Delahousse et Macron: les soubassements d'un entretien

Nouvelle anecdote sur la macronie et les rapports incestueux qu'elle entretient avec les médias. Vous vous souvenez de l'entretien ahurissant de Delahousse avec Macron ? Découvrez comme il est intervenu.

L'entretien que donna Emmanuel Macron à Delahousse, le fut littéralement, donné.

Quelques semaines auparavant, fin novembre 2017, une polémique la suppression de postes dans les équipes d'Envoyé spécial et de Complément d'enquête enflammait France Télévisions. Contrairement à ce qui avait été pensé, elles n'avaient pas été demandées par l’Élysée. Ce qu'il s'est passé est en fait encore plus laid. Reprenons.

Au départ de l'affaire, l'Elysée impose à Delphine Ernotte 50 millions d'euros de coupes budgétaires. Rappelons que le climat n'est pas au beau fixe. Michel Field, directeur de l'information, est contesté. Pujadas s'est fait virer le jour de l'intronisation de Macron.

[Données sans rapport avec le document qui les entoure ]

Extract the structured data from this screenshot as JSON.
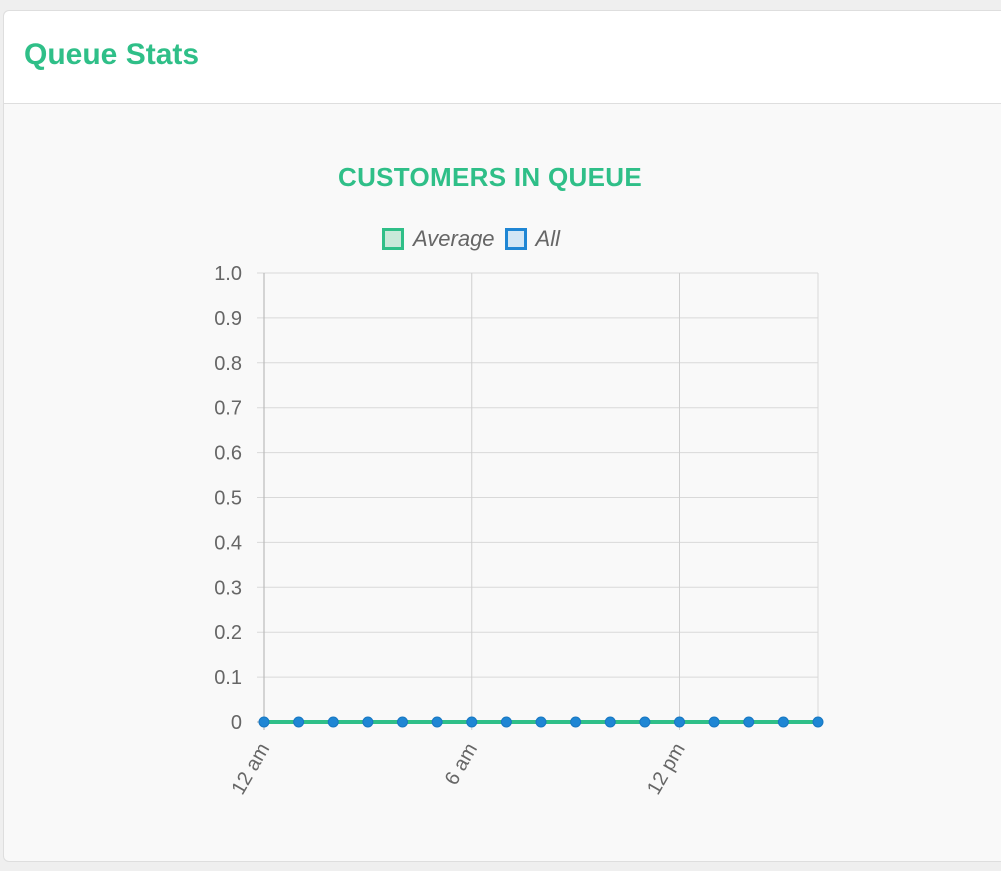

50 millions d'euros, sur un budget de, 2,7 milliards d'euros, ce n'est pas grand chose, mais c'est justement mesquin. Alors Delphine Ernotte, présidente de France Télévision, décide elle aussi de s'amuser. Et laisse entendre qu'elle va arrêter l'émission de Delahousse. 


Or il se trouve que Delahousse est amiénois, a été au même lycée que Macron, et qu'ils sont devenus copains. Delahousse, après s'être vu confirmer les intentions de la direction intervient auprès de l'Elysée, qui exige à Ernotte de maintenir et de trouver ailleurs ses économies.

Là, les versions divergent, mais c'est assez drôle. A la direction de l'information, on prétends que les équipes d'Ernotte (Sitbon Gomez), manquant d'expérience, auraient dans la précipitation monté un plan de réductions sans réaliser ce qu'ils faisaient.


D'autres affirment que c'était volontaire de la part d'Ernotte pour envoyer un signal à l'Elysée. En tous cas, la direction annonce des coupes dans l'investigation. Alors que Delahousse, respire, branle bas de combat à France Télévisions: AGs, communiqués, tout le monde panique.

Il faut dire que Michel Field est détesté et que l'on a réussi à faire passer Pujadas pour un martyr de l'information. L'Elysée est furieux. On tenterait de les faire passer pour des censeurs, alors qu'ils disent n'y être pour rien. Ernotte sent le vent du boulet passer.


Motion de défiance, négociations en haut lieu. Tout le monde comprend qu'ils n'y a rien à gagner. Cash et Complément d'enquête sont finalement sauvés et les coupes budgétaires décalées d'un an. Delahousse, lui, voit sa case confirmée.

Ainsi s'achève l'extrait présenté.